Все тревоги оказались напрасны: быть матерью оказалось для Анджелы столь же легко и естественно, как дышать. Куда бы она ни пошла, повсюду она брала с собой младенца, и, ничуть не смущаясь, кормила его грудью прямо на ступенях муниципалитета.
Для большинства мужчин кормление грудью выглядело священнодействием, однако женщинам все представлялось в совершенно ином свете. Энн Лестер созвала экстренное собрание Благотворительной организации женщин-христианок, чтобы за сандвичами и фруктовым чаем обсудить вопрос о богохульстве.
— Сборище драных кошек возле мусорного бака, — прокомментировала Шарлотта, указав Летти на цепочку машин, выстроившихся на подъездной дорожке Лестеров до самого крыльца.

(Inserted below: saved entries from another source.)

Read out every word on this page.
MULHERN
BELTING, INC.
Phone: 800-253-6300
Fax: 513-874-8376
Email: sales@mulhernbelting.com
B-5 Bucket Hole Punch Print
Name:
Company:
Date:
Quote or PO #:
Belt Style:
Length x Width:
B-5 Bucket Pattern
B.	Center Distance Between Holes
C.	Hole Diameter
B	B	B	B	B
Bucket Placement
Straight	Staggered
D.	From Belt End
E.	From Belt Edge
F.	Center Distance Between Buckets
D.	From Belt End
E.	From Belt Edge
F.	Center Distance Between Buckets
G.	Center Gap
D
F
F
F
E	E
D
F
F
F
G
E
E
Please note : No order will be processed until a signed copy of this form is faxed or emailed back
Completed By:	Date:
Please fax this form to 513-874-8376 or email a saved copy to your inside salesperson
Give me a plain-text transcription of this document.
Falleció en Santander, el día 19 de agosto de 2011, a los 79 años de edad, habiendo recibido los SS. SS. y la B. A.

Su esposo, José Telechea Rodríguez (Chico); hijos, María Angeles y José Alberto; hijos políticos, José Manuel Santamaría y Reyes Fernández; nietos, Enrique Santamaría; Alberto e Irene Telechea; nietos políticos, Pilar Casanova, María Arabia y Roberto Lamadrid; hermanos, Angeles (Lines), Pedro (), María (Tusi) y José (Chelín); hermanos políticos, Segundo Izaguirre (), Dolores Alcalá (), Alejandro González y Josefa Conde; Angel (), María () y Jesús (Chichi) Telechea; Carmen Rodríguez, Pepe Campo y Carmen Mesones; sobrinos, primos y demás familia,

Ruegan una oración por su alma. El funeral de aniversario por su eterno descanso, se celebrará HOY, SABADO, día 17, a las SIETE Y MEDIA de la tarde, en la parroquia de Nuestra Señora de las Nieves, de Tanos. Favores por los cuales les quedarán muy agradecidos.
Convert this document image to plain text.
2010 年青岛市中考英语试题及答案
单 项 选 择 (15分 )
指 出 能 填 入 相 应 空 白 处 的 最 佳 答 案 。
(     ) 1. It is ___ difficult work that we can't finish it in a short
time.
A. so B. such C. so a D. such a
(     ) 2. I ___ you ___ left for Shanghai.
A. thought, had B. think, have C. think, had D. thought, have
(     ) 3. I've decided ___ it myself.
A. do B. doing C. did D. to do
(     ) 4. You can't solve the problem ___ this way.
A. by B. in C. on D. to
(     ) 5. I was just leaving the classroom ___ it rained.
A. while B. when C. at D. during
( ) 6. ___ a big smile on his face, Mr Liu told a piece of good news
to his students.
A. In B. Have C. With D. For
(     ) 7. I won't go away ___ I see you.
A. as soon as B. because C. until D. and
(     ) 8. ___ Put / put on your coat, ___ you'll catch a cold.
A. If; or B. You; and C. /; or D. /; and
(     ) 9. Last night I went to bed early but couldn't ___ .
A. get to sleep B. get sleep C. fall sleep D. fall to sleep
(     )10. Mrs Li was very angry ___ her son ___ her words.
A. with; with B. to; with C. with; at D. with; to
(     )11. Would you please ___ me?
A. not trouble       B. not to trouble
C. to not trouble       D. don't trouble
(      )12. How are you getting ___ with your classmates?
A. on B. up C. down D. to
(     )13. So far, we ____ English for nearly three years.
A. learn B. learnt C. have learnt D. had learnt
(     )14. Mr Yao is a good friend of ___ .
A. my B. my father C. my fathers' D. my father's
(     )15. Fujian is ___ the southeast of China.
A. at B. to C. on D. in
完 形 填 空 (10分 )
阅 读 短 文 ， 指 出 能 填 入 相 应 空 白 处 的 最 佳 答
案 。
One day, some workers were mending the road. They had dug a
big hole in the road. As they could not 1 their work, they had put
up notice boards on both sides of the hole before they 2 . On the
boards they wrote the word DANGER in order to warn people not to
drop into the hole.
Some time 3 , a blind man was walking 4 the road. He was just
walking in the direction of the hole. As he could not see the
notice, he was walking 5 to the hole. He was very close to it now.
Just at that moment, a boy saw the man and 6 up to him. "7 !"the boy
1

Стоило только религиозным дамам собраться больше двух, как Шарлотта тут же лишалась тех крупиц веры, какие у нее еще оставались.
— Сама по себе вера еще ничего, но вот верующие… Если бы все они в одночасье испарились, Бог бы только выиграл, — пробурчала она, уткнувшись в газету.
— Не стоит выплескивать вместе с водой и ребенка, — напомнила Летти.
Затем, воздев очи к небесам, она беззвучно помолилась за языческую душу Шарлотты и на всякий случай напомнила Богу: если Он когда-нибудь вздумает поразить Шарлотту молнией, пусть постарается не задеть ее благочестивую домработницу.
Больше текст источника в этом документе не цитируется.